Would this strategy actually have made money?
A shared backtesting harness for the Minutemen Alternative Investment Fund. Every member's strategy runs through the same pipeline — same data, same metrics, same stress tests — so results are directly comparable instead of each person producing a different one-off notebook that can't be graded against anyone else's.
Three strategies, one window.
Representative equity curves across 2022–2025 on SPY. The covered-call writer outperforms the underlying by nearly 40 percentage points; a mechanical SMA crossover roughly matches buy-and-hold after frictions.
Intermediate shape is synthesized from the published endpoint returns — actual
per-day series ship once export_scorecard_json() lands.
Survive more than one way of being wrong.
- § 01
Monte Carlo stress
Six synthetic-data generators — GBM, block bootstrap, regime switching, noise injection, Heston stochastic vol, and the trained cGAN — run automatically. If a strategy shows positive Sharpe on pure GBM noise, it is overfitting.

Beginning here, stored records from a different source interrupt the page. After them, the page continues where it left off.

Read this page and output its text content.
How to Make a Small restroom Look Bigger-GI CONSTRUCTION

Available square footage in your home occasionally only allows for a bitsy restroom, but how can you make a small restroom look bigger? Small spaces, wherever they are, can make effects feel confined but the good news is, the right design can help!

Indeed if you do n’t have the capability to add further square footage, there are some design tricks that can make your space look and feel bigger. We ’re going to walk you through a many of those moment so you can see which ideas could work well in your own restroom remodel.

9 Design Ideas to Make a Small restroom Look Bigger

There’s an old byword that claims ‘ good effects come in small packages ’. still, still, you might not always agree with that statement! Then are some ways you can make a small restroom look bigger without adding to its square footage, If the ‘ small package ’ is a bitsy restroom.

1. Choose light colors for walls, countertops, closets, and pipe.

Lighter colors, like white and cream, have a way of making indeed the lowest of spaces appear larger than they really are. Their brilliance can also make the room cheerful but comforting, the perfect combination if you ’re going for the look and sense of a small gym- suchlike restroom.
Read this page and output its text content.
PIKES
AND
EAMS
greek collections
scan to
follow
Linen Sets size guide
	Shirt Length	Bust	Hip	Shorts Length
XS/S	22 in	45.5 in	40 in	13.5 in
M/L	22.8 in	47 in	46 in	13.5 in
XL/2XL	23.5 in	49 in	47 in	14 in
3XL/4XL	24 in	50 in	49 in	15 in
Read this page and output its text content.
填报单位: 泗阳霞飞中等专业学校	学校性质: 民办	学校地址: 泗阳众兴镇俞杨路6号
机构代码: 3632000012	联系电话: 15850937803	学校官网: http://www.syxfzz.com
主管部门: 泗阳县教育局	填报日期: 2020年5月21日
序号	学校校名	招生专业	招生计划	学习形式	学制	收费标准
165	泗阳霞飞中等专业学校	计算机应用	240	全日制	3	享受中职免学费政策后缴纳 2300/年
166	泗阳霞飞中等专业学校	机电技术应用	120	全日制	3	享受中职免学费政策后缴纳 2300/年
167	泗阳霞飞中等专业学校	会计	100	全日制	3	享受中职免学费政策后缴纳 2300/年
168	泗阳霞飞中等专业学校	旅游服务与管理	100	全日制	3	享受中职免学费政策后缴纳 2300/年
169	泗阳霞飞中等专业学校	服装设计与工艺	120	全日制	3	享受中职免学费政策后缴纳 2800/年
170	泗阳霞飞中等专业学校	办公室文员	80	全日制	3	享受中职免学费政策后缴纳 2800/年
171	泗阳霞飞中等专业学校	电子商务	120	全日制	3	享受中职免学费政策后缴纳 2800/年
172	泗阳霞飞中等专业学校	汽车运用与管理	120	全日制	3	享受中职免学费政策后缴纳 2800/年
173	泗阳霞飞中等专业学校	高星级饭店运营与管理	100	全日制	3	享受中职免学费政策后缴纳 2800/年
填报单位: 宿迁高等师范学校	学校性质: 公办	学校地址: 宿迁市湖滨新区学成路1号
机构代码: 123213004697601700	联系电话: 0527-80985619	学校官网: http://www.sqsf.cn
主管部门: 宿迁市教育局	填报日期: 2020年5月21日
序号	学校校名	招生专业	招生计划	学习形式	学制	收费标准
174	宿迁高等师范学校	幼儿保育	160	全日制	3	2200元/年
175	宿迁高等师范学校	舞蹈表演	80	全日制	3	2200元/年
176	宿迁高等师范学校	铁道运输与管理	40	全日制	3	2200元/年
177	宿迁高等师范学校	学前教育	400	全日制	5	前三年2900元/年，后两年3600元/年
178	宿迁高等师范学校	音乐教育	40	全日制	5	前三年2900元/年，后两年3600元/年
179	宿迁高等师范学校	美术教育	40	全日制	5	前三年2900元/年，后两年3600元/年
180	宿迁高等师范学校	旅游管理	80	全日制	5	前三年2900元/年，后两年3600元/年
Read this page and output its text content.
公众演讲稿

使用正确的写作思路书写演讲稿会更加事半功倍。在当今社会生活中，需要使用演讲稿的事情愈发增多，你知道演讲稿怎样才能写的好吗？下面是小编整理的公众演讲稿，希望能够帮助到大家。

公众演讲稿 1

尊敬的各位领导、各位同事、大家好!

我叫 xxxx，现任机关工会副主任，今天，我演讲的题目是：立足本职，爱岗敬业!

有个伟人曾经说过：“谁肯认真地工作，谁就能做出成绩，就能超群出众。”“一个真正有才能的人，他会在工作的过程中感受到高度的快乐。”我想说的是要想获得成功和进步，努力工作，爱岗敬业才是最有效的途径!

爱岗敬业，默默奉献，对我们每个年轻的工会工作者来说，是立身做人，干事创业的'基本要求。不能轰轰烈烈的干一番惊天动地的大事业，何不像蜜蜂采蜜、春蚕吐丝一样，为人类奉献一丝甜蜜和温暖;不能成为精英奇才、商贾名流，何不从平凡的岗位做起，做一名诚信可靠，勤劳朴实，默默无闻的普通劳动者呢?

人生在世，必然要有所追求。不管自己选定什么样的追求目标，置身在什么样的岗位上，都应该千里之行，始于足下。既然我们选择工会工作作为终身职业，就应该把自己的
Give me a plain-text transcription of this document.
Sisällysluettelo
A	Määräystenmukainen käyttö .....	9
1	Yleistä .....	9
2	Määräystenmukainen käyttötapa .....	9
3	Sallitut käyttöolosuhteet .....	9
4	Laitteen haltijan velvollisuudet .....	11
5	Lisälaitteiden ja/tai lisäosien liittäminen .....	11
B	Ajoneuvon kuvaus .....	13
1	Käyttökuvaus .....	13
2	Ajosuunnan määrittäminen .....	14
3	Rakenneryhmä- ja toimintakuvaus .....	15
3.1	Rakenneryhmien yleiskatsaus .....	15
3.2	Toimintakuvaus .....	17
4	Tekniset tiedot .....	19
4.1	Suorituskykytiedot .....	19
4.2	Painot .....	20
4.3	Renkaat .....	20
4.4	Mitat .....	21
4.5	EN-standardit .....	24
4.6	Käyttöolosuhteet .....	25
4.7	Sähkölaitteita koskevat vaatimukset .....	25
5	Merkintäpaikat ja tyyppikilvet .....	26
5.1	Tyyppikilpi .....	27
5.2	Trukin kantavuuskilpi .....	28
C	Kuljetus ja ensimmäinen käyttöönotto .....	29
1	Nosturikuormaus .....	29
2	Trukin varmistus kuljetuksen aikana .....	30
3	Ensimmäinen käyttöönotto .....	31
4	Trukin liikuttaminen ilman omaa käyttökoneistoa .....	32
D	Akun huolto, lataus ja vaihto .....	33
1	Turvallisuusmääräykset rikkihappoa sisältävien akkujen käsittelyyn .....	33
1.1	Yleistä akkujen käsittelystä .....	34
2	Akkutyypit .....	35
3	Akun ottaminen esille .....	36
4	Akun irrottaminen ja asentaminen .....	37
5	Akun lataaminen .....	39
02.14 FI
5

280+ backtests · per scorecard - § 02
GAN regime scenarios
A conditional Wasserstein GAN trained on four real SPY regimes — bullish, bearish, sideways, crash — generates unlimited synthetic paths that preserve regime-specific volatility clustering and tail behavior.
- § 03
Engine divergence
Every strategy runs through both a bar-based engine (market orders at next open) and an event-driven engine (stop / limit / OCO fills intrabar). If the engines disagree, the strategy's edge is sensitive to execution — a flag that live results will differ.
“The disagreement is the point. A strategy that only works under one engine, one asset, or one historical window isn't a strategy — it's a fit.”
Write a strategy. Get a scorecard.
Three lines of user code, one 4-page scorecard PNG, letter grades on every dimension. Members bring their own logic; the framework handles data, execution, frictions, stress tests, and reporting.